Ils aimeraient bien que je me marie et que j’ai des enfants. Ils ne comprennent pas que l’on ait envie de voir d’autres choses, de voyager, de découvrir le monde avant de se poser pour de bon
Il m’a fallu attendre mon troisième jour avant de rencontrer Tsai, un Taïwanais de 28 ans avec un bon niveau d’anglais. Cheveux mi-longs noirs, sourire Colgate et la mine avenante, il m’a tendu sa main avec un « d’où viens-tu ? ». Passé les premières répliques de façades, la glace s’est rapidement brisée. Très spontanément, nous avons discuté très sérieusement. Rien n’aurait pu laisser penser que nous partagions les mêmes inquiétudes. Une donnée qui m’a été confirmée par la suite, la façade se brise rapidement à l’étranger. On ne parle pas pour épater l’audience ou chercher une forme de reconnaissance, on cherche à se rassurer en jouant directement cartes sur table avec notre interlocuteur. Tsai fait les trajets entre Londres et Taipei depuis plus d’un an déjà.
-Il y a plus d’avenir là-bas, m’explique-t-il, je travaille dans la finance et je gagne assez d’argent, plus que ce que je pourrais gagner ici.

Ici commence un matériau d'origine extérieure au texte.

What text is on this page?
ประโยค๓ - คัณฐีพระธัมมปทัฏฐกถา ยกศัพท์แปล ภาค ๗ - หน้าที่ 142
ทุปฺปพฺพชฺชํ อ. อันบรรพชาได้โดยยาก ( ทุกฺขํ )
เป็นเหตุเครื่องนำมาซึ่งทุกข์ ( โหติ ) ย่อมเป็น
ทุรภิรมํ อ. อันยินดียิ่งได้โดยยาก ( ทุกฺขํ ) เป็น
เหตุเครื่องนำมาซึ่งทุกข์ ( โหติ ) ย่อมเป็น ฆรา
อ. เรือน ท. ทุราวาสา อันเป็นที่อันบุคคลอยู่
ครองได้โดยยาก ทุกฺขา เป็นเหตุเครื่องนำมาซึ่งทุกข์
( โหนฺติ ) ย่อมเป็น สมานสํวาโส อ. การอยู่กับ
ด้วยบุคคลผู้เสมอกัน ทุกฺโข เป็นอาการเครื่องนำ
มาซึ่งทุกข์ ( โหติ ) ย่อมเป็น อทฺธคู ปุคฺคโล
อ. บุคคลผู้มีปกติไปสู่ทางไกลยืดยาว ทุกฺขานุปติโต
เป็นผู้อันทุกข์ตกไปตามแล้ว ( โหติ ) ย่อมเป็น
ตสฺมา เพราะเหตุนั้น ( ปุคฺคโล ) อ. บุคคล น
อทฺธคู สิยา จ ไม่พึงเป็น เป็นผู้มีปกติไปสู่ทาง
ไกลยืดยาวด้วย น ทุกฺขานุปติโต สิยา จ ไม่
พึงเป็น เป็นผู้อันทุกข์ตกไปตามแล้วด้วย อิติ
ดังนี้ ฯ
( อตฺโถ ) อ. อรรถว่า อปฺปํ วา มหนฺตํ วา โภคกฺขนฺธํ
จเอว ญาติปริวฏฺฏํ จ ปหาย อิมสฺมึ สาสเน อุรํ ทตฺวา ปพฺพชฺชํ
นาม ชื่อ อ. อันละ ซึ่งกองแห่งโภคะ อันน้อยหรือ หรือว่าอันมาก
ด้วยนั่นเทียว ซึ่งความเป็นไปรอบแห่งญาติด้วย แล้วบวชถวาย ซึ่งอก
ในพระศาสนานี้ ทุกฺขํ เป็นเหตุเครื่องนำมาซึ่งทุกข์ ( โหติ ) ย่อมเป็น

-Cela n’a pas été trop difficile de s’installer là-bas ?
-Au début, j’avais du mal à joindre les deux bouts. Maintenant, ça va mieux. Je me prive un peu, mais c’est ce que j’aime faire. Cela m’a permis d’être plus indépendant, même si ce n’est pas ce qui préoccupe mes parents.
-Qu’est ce qui leur fait peur ?
-Que je sois loin d’eux. Ils auraient préféré que je trouve un petit commerce à reprendre pas loin de leur maison. Ils aimeraient bien que je me marie et que j’ai des enfants. Ils ne comprennent pas que l’on ait envie de voir d’autres choses, de voyager, de découvrir le monde avant de se poser pour de bon.
Nous avons échangé un regard complice avant de soupirer le sourire aux lèvres. Certaines attentes sont officiellement universelles, où que l’on se trouve sur cette terre. Nous avons pratiquement parlé pendant une heure avant que Tsai ne me quitte pour aller rejoindre des amis au restaurant. Un premier contact sincère et une conversation très enrichissante. Même à l’autre bout du monde, les préoccupations de Tsai résonnent encore dans ma tête.
Merci Sébastien pour ce super premier chapitre de ton voyage ! Même si l’amertume de ton départ est toujours à combattre, j’ai hâte d’en lire plus. I miss you !
Ca m’a trop donné envie d’approfondir, Taiwan et d’y aller surtout !!!!
reprendre mon back pack, allez à la rencontre des locaux ça c’est le kiff! hate de lire la suite 😉
Merci beaucoup André ☺ ça fait plaisir de lire ce genre de commentaires. Si tu as besoin de conseils sur Taiwan, n’hésite pas en tout cas! Je te les file avec plaisir!